When do we use Two-Sample T-Test?
Two-Sample T-Test is also known as independent T-Test or between-subjects T-test. We perform this test when we want to compare the mean of two different samples.
Comparing the mean scores in a statistics test between psychology students and law students
In this example, our null hypothesis is that there is no difference between the mean score of psychology students and law students. Our althernative hypothesis is that there is difference between the mean score of psychology students and law students. The dataset can be obtained here.
In the data, the first column is test scores for all students and the second column is the grouping variables. Here, 'p' is for student doing psychology and 'l' is for law students.
Select "Analyze -> Compare Means -> Independent-Samples T Test".
A new window pops out.
From the list on the left, select the variable "Test_scores" as "Test Variable(s)" and the variable "Students" as the grouping variable.
After you select the grouping variable, click "Define Groups" A new window pops out. Enter 'p' as Group 1 and 'l' as Group 2.
Click "Continue". The window now disappears. Now click "OK".

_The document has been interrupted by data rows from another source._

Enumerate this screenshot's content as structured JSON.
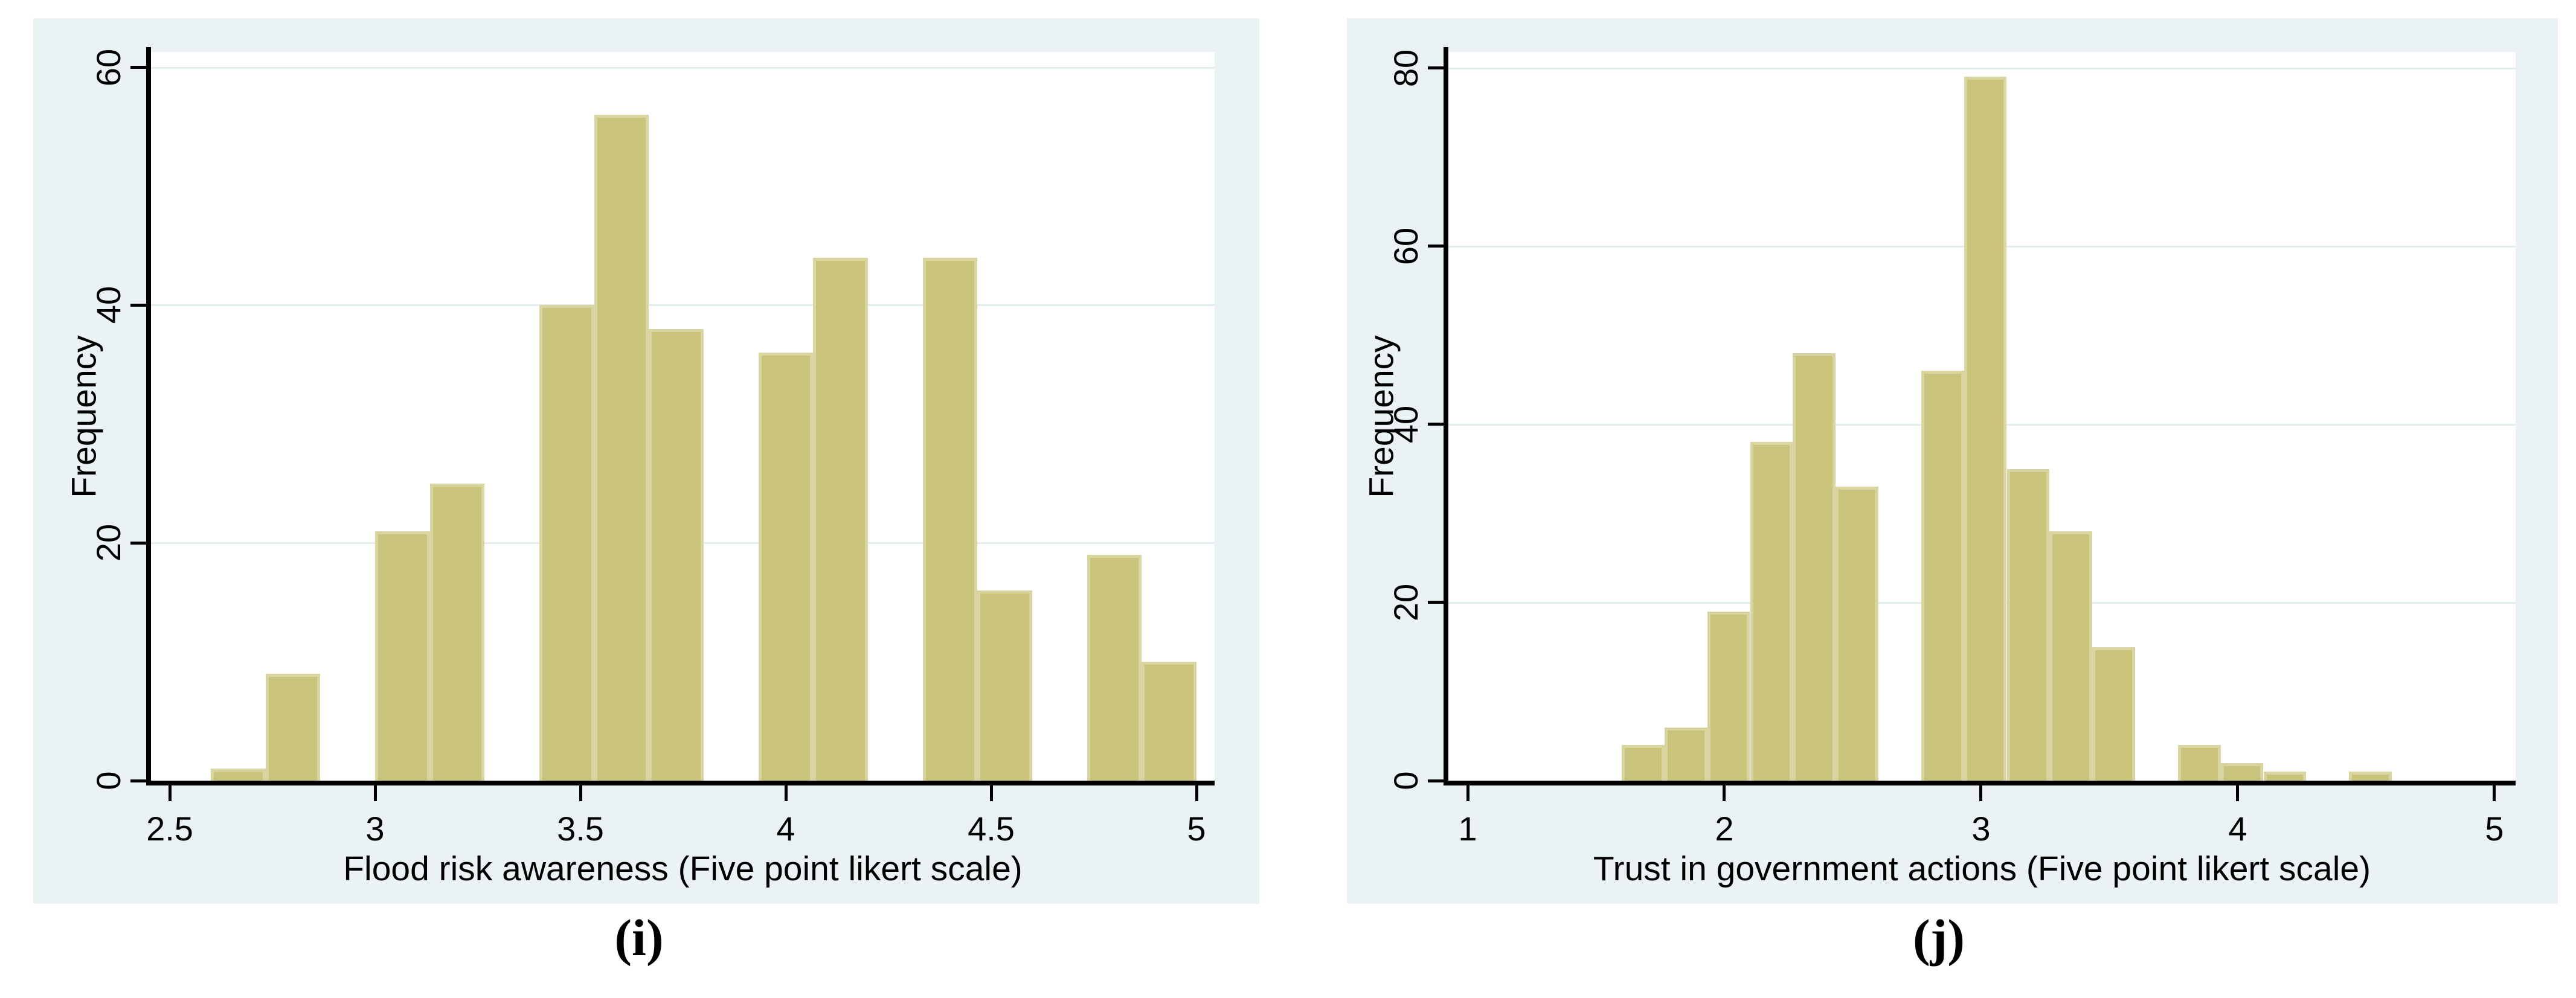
{
  "figure": {
    "caption_i": "(i)",
    "caption_j": "(j)"
  },
  "style": {
    "panel_bg": "#eaf2f3",
    "plot_bg": "#ffffff",
    "grid_color": "#e3edef",
    "axis_color": "#000000",
    "bar_fill": "#cac37b",
    "bar_edge": "#d9d5a1",
    "text_color": "#000000"
  },
  "chart_data": [
    {
      "id": "i",
      "type": "bar",
      "subtype": "histogram",
      "caption": "(i)",
      "title": "",
      "xlabel": "Flood risk awareness (Five point likert scale)",
      "ylabel": "Frequency",
      "x_ticks": [
        "2.5",
        "3",
        "3.5",
        "4",
        "4.5",
        "5"
      ],
      "x_tick_values": [
        2.5,
        3,
        3.5,
        4,
        4.5,
        5
      ],
      "y_ticks": [
        "0",
        "20",
        "40",
        "60"
      ],
      "y_tick_values": [
        0,
        20,
        40,
        60
      ],
      "x_axis_range": [
        2.4544,
        5.0441
      ],
      "y_axis_range": [
        0,
        61.3
      ],
      "grid": true,
      "legend_position": "none",
      "bin_start": 2.6,
      "bin_width": 0.1333333,
      "bin_counts": [
        1,
        9,
        0,
        21,
        25,
        0,
        40,
        56,
        38,
        0,
        36,
        44,
        0,
        44,
        16,
        0,
        19,
        10
      ],
      "total_n": 359
    },
    {
      "id": "j",
      "type": "bar",
      "subtype": "histogram",
      "caption": "(j)",
      "title": "",
      "xlabel": "Trust in government actions (Five point likert scale)",
      "ylabel": "Frequency",
      "x_ticks": [
        "1",
        "2",
        "3",
        "4",
        "5"
      ],
      "x_tick_values": [
        1,
        2,
        3,
        4,
        5
      ],
      "y_ticks": [
        "0",
        "20",
        "40",
        "60",
        "80"
      ],
      "y_tick_values": [
        0,
        20,
        40,
        60,
        80
      ],
      "x_axis_range": [
        0.9247,
        5.0824
      ],
      "y_axis_range": [
        0,
        81.8
      ],
      "grid": true,
      "legend_position": "none",
      "bin_start": 1.6,
      "bin_width": 0.1666667,
      "bin_counts": [
        4,
        6,
        19,
        38,
        48,
        33,
        0,
        46,
        79,
        35,
        28,
        15,
        0,
        4,
        2,
        1,
        0,
        1
      ],
      "total_n": 359
    }
  ]
}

The results now pop out in the "Output" window.
We can now interpret the result.
Here, you see there are two results from two different t-tests, one assumed equal variance and the other unequal variance. Which result to use depends on the result from Levene's test. Since from A, the p-value of Levene's test is 0.591, we can assume that the variance of two groups are the same. (If the p-value of Levene's test is less than 0.05, we have to use the "Unequal variance" result) From B, since the p-value is 0.001, we reject the null hypothesis and conclude that there is difference between the mean score of psychology students and law students at 5% significance level.